How Can We Prevent MLK Day Service from Diluting Its Own Urgency?

Image by Jewish United Fund
“Our lives begin to end the day we become silent about things that matter.” Martin Luther King, Jr.’s words resonate today as much as ever. They are direct. They call us to action. And, above all, they propel us to look past our satisfaction with what we changed yesterday, and to increase our attention to what needs to change tomorrow.
On MLK Day 2016, in communities across America, social justice leaders will call on students, citizens and businesses to “Make It a Day On, Not a Day Off” — and more than 500,000 people will respond by participating in volunteer service.

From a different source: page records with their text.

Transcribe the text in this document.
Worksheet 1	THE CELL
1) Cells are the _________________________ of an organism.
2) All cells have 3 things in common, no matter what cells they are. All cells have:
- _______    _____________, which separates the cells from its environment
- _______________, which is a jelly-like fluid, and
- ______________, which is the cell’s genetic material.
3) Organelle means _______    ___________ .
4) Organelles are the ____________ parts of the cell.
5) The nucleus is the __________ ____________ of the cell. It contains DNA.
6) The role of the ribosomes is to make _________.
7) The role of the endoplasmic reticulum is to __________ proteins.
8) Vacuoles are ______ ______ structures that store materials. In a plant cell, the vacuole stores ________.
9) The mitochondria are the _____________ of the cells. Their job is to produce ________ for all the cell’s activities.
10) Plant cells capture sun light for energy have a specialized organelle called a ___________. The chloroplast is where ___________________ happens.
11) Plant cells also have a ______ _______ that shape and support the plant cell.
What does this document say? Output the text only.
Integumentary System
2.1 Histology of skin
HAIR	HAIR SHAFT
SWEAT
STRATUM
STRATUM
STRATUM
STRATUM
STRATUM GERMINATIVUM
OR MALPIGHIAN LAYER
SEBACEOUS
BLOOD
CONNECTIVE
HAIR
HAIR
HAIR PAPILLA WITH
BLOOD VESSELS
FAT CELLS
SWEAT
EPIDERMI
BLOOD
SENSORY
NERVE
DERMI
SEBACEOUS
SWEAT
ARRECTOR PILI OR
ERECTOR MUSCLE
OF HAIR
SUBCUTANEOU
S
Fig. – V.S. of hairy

For the Jewish community, in only 20 years since MLK Day became a national day of service, it has become the single most unifying moment of common cause with America’s secular social change movements; virtually every Jewish communal, educational or advocacy organization, including almost every synagogue, exhorts its constituency to mark the weekend with special activities, especially service with local nonprofits.
For this day, forgotten are the arguments about whether we should help Jews in need or serve more broadly; worries about anti-Jewish sentiment on campuses take a back-seat; even battle-sensitized lines around foreign policy and Israel become blurred. MLK Day marks some of the most effective, multi-generational, inter-denominational and interfaith programming in which Jewish communities participate. Service unites people across ideologies, overcoming those powerful social dividers of geography and race and ethnicity and class and gender and more as it pushes our common humanity to the fore, in support of the poor, the marginalized and the disenfranchised.
But there’s also a sizeable challenge with engaging in service to mark MLK Day — there’s a powerful impulse to feel satisfied when the service is done, to miss the deeper reality that people are suffering not for want of more neighbors to pitch in, but because of systemic injustices we need to focus on and fix. In other words, service can dilute, rather than heighten, the urgency of our need to act for social change. This is the reason that many community leaders originally expressed reluctance to make MLK Day a day of service rather than a day devoted to civil rights.
Service that effectively marks MLK Day must also connect with the primacy of the Torah’s exhortation, “Justice, justice you will pursue,” and with what Dr. King called the “fierce urgency of now.” As a practical matter, this means that service activities should include contextual education and reflection as seamless elements of the programming, and should also be constructed as an onramp for engaging participants in more and deeper programming throughout the year.
At Repair the World, we have to work extra hard to make our MLK Day activities meaningful and filled with timely urgency, since our target audience of Jewish young adults already demonstrates a passion for creating social change daily. For many of them, this service is not in addition to other Jewish experiences. These are their Jewish experiences. We work to ensure the service is grounded in Jewish values and teachings, and we help them feel part of a broader movement that operates at the intersection of volunteering and Jewish life.
Repair the World this year will meet the unique challenge and opportunity of MLK Day by calling on all Jewish young adults to . This multi-faceted initiative combines volunteer work, Jewish learning and community building over the three-day weekend. All of this is centered on one of the most compelling issue of our time — racial justice, remerging as an urgent institutional and structural issue 50 years after the Civil Rights Act.
Young adults — including privileged, white Jewish young adults — understand intuitively the importance of work centered on racial justice. It is an issue that injures their sensibilities around fairness, in addition to encompassing virtually every one of the most pressing social challenges today.
With Act for Racial Justice, we designed an initiative that empowers young adults to tackle this issue on a local level, engaging peers and creating meaningful change on the ground. One part of the initiative, the Turn the Tables Shabbat Dinners, invited young adults to host Shabbat dinners, and provided resources to facilitate important conversations that enable participants to explore the complexity of racial issues. Hundreds of these dinners were held Friday night, building knowledge and creating momentum for a weekend during which volunteers across the country engage in impactful, local work.
MLK Day 2016 is more than a call to service. It calls us to think about how we offer service initiatives throughout the year that are meaningful, impactful and connected to our Jewish heritage and our human passions.
David Eisner is President and CEO of Repair the World.